Lenders told to help low, middle-income households as inflation bites

K. Kabilan

Malaysians from the low- and middle-income households are hard-hit with the rising cost of living and the tough economic situation. – The Malaysian Insight pic, May 6, 2024.

MALAYSIANS from the low- and middle-income households are hard-hit with the rising cost of living and the tough economic situation.

With Malaysia’s inflation rate standing at 1.8%, day-to-day survival for these groups becomes increasingly challenging. For context, the inflation rate was at 1.5% last November.

This situation will affect borrowing behaviour as individuals and businesses may seek more short-term credit to manage escalating costs and cope with unexpected emergency expenses, said Hui Yik Seong, a former director at Barclays Investment Bank.

He called for lending institutions to adopt strategies to assist those in the low- and middle-income groups, as well as small and medium enterprises (SMEs).

“Some individuals and businesses might experience a decrease in real income due to the inflationary impact on the costs of goods and services essential to their operations.  

“This can, however, lead to decreased creditworthiness as higher living and operational costs may result in lower net disposable income, making it more challenging to meet financial commitments, thereby increasing credit risk,” he told The Malaysian Insight. 

He further noted that as inflation rises, central banks often respond by increasing interest rates to control economic overheating. 

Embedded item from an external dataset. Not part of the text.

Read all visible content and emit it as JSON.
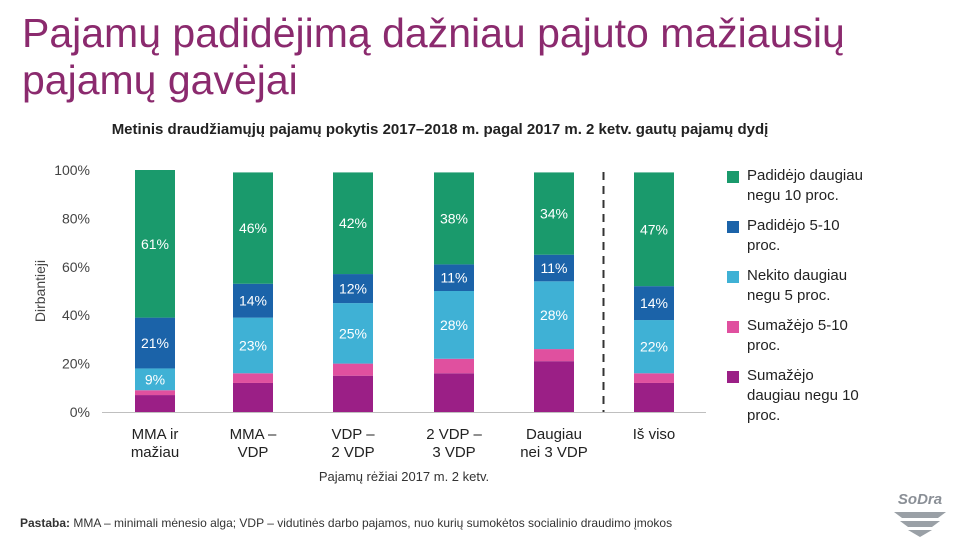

“This adjustment can lead to higher monthly repayments for loans tied to variable interest rates, further straining borrowers’ financial capacity,” said Hui, who has 15 years of capital market, finance and accounting experience.

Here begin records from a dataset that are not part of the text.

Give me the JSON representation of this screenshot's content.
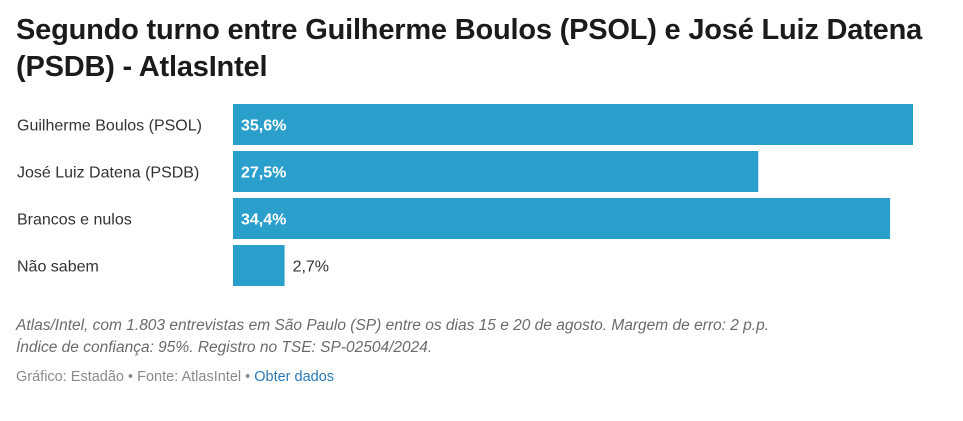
{
  "title": "Segundo turno entre Guilherme Boulos (PSOL) e José Luiz Datena (PSDB) - AtlasIntel",
  "chart_data": {
    "type": "bar",
    "orientation": "horizontal",
    "categories": [
      "Guilherme Boulos (PSOL)",
      "José Luiz Datena (PSDB)",
      "Brancos e nulos",
      "Não sabem"
    ],
    "values": [
      35.6,
      27.5,
      34.4,
      2.7
    ],
    "value_labels": [
      "35,6%",
      "27,5%",
      "34,4%",
      "2,7%"
    ],
    "title": "Segundo turno entre Guilherme Boulos (PSOL) e José Luiz Datena (PSDB) - AtlasIntel",
    "xlabel": "",
    "ylabel": "",
    "xlim": [
      0,
      35.6
    ],
    "grid": false,
    "bar_color": "#2b9fcb"
  },
  "notes": {
    "line1": "Atlas/Intel, com 1.803 entrevistas em São Paulo (SP) entre os dias 15 e 20 de agosto. Margem de erro: 2 p.p.",
    "line2": "Índice de confiança: 95%. Registro no TSE: SP-02504/2024."
  },
  "footer": {
    "text": "Gráfico: Estadão • Fonte: AtlasIntel • ",
    "link": "Obter dados"
  }
}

He said some individuals and SMEs may also see a decreased creditworthiness as higher living and operational costs will result in lower net disposable income.

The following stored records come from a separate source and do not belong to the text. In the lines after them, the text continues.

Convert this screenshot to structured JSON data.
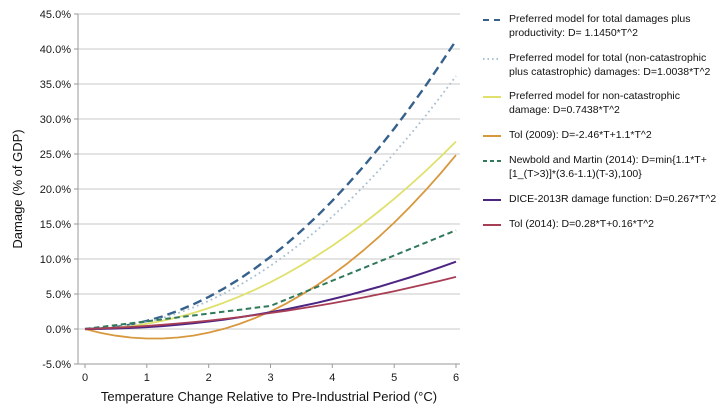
{
  "background": "#ffffff",
  "chart_data": {
    "type": "line",
    "title": "",
    "xlabel": "Temperature Change Relative to Pre-Industrial Period (°C)",
    "ylabel": "Damage (% of GDP)",
    "x_range": [
      0,
      6
    ],
    "y_range": [
      -5,
      45
    ],
    "grid": "horizontal",
    "legend_position": "right",
    "grid_color": "#c9c9c9",
    "axis_color": "#9a9a9a",
    "x_ticks": {
      "values": [
        0,
        1,
        2,
        3,
        4,
        5,
        6
      ],
      "labels": [
        "0",
        "1",
        "2",
        "3",
        "4",
        "5",
        "6"
      ]
    },
    "y_ticks": {
      "values": [
        -5,
        0,
        5,
        10,
        15,
        20,
        25,
        30,
        35,
        40,
        45
      ],
      "labels": [
        "-5.0%",
        "0.0%",
        "5.0%",
        "10.0%",
        "15.0%",
        "20.0%",
        "25.0%",
        "30.0%",
        "35.0%",
        "40.0%",
        "45.0%"
      ]
    },
    "x": [
      0,
      0.25,
      0.5,
      0.75,
      1,
      1.25,
      1.5,
      1.75,
      2,
      2.25,
      2.5,
      2.75,
      3,
      3.25,
      3.5,
      3.75,
      4,
      4.25,
      4.5,
      4.75,
      5,
      5.25,
      5.5,
      5.75,
      6
    ],
    "series": [
      {
        "name": "preferred-total-plus-productivity",
        "label": "Preferred model for total damages plus productivity: D= 1.1450*T^2",
        "color": "#35618c",
        "dash": "9,5",
        "legend_dash": "6,5",
        "width": 2.4,
        "values": [
          0,
          0.07,
          0.29,
          0.64,
          1.15,
          1.79,
          2.58,
          3.51,
          4.58,
          5.8,
          7.16,
          8.66,
          10.31,
          12.09,
          14.03,
          16.1,
          18.32,
          20.68,
          23.19,
          25.83,
          28.63,
          31.56,
          34.64,
          37.86,
          41.22
        ]
      },
      {
        "name": "preferred-total-damages",
        "label": "Preferred model for total (non-catastrophic plus catastrophic) damages: D=1.0038*T^2",
        "color": "#a8c0d0",
        "dash": "1.8,3.2",
        "legend_dash": "1.5,3",
        "width": 1.8,
        "values": [
          0,
          0.06,
          0.25,
          0.56,
          1,
          1.57,
          2.26,
          3.07,
          4.02,
          5.08,
          6.27,
          7.59,
          9.03,
          10.6,
          12.3,
          14.12,
          16.06,
          18.13,
          20.33,
          22.65,
          25.1,
          27.67,
          30.36,
          33.19,
          36.14
        ]
      },
      {
        "name": "preferred-non-catastrophic",
        "label": "Preferred model for non-catastrophic damage: D=0.7438*T^2",
        "color": "#e0e06c",
        "dash": null,
        "legend_dash": null,
        "width": 1.8,
        "values": [
          0,
          0.05,
          0.19,
          0.42,
          0.74,
          1.16,
          1.67,
          2.28,
          2.98,
          3.77,
          4.65,
          5.62,
          6.69,
          7.86,
          9.11,
          10.46,
          11.9,
          13.44,
          15.06,
          16.78,
          18.6,
          20.5,
          22.5,
          24.59,
          26.78
        ]
      },
      {
        "name": "tol-2009",
        "label": "Tol (2009): D=-2.46*T+1.1*T^2",
        "color": "#d8983e",
        "dash": null,
        "legend_dash": null,
        "width": 1.8,
        "values": [
          0,
          -0.55,
          -0.96,
          -1.23,
          -1.36,
          -1.36,
          -1.22,
          -0.94,
          -0.52,
          0.03,
          0.73,
          1.55,
          2.52,
          3.62,
          4.87,
          6.24,
          7.76,
          9.41,
          11.21,
          13.13,
          15.2,
          17.4,
          19.75,
          22.22,
          24.84
        ]
      },
      {
        "name": "newbold-martin-2014",
        "label": "Newbold and Martin (2014): D=min{1.1*T+[1_(T>3)]*(3.6-1.1)(T-3),100}",
        "color": "#30795a",
        "dash": "5.5,3.5",
        "legend_dash": "4,3",
        "width": 2,
        "values": [
          0,
          0.28,
          0.55,
          0.83,
          1.1,
          1.38,
          1.65,
          1.93,
          2.2,
          2.48,
          2.75,
          3.03,
          3.3,
          4.2,
          5.1,
          6,
          6.9,
          7.8,
          8.7,
          9.6,
          10.5,
          11.4,
          12.3,
          13.2,
          14.1
        ]
      },
      {
        "name": "dice-2013r",
        "label": "DICE-2013R damage function: D=0.267*T^2",
        "color": "#4c2583",
        "dash": null,
        "legend_dash": null,
        "width": 2,
        "values": [
          0,
          0.02,
          0.07,
          0.15,
          0.27,
          0.42,
          0.6,
          0.82,
          1.07,
          1.35,
          1.67,
          2.02,
          2.4,
          2.82,
          3.27,
          3.75,
          4.27,
          4.82,
          5.41,
          6.02,
          6.68,
          7.36,
          8.08,
          8.83,
          9.61
        ]
      },
      {
        "name": "tol-2014",
        "label": "Tol (2014): D=0.28*T+0.16*T^2",
        "color": "#a83e55",
        "dash": null,
        "legend_dash": null,
        "width": 1.8,
        "values": [
          0,
          0.08,
          0.18,
          0.3,
          0.44,
          0.6,
          0.78,
          0.98,
          1.2,
          1.44,
          1.7,
          1.98,
          2.28,
          2.6,
          2.94,
          3.3,
          3.68,
          4.08,
          4.5,
          4.94,
          5.4,
          5.88,
          6.38,
          6.9,
          7.44
        ]
      }
    ]
  }
}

Hui said that to assist such needy individuals and businesses, lending institutions can revise their credit evaluation frameworks to account for the economic impact of inflation on an applicant’s financial stability. 

“Lenders can also develop products that reflect the current economic reality,” said Hui, who is also the founder of Direct Lending, an online personal loan platform.

He gave an example of his agency, which offers auto service financing, which allows car owners to manage the costs of necessary vehicle repairs and maintenance through affordable monthly installments spread over up to 12 months. 

“This type of product is particularly helpful in times of inflation, as it provides a manageable financial solution without the need for large, immediate outlays of cash,” he said.

He also said that lending institutions must provide options for loan deferment, interest-only payments for a period or restructuring loans to help borrowers.

“Lending institutions can play a role in providing financial assistance during times of economic uncertainty. 

“We must also increase our efforts in financial education and responsible lending practices to ensure that borrowers understand their commitments and are less likely to overextend financially,” he added.

Focus on budgeting

Hui also said that the current economic condition was also seeing individuals and families tightening their budgets by prioritising essential over non-essential expenditures. 

He said they were switching to cheaper alternatives, delaying major purchases or cutting down on luxuries. 

“There’s also an increased focus on budgeting tools and financial planning to better manage limited resources.

“These families often have less financial cushioning and limited access to credit, making it difficult to absorb the increased cost of living. 

“Rising prices mean that their already stretched incomes have to cover more, often forcing them to make tough choices between basic necessities,” he said.

He said lending institutions can play a role in providing financial assistance during times of economic uncertainty. 

“By offering quick, accessible loans with transparent terms, we can help individuals and businesses manage cash flow challenges,” he further said. 

He added that by implementing the right strategies, lending institutions can support their clients through challenging economic times.

“We can help them in maintaining financial stability and fostering long-term customer loyalty.”

Tightening the belt

For 62-year-old M Jagan, income from driving Grab is becoming insufficient to manage his household expenses.

“Weekly marketing is now a major pain as I seem to be spending more every time I go. We have to compromise with these weekly trips, just as we are also reducing the monthly grocery shopping.

“And when we buy, we tend to buy lesser things, or cheaper products,” said the father of five children.

Fortunately for him, his children are all independent and he only has to provide for his wife, who is a homemaker.

“My biggest issue is repair costs for my car. Almost monthly, I have some expenses coming to keep the car roadworthy.

“And then, there is this talk about fuel subsidies being removed. I just hope whatever plan the government has to help the poor, I will be part of it,” he said.

He added that many of his fellow drivers are in the same boat, all struggling to put food on the table for their families.

Some, he said, were also finding it extremely difficult to repay their monthly loans to lending institutions. – May 6, 2024.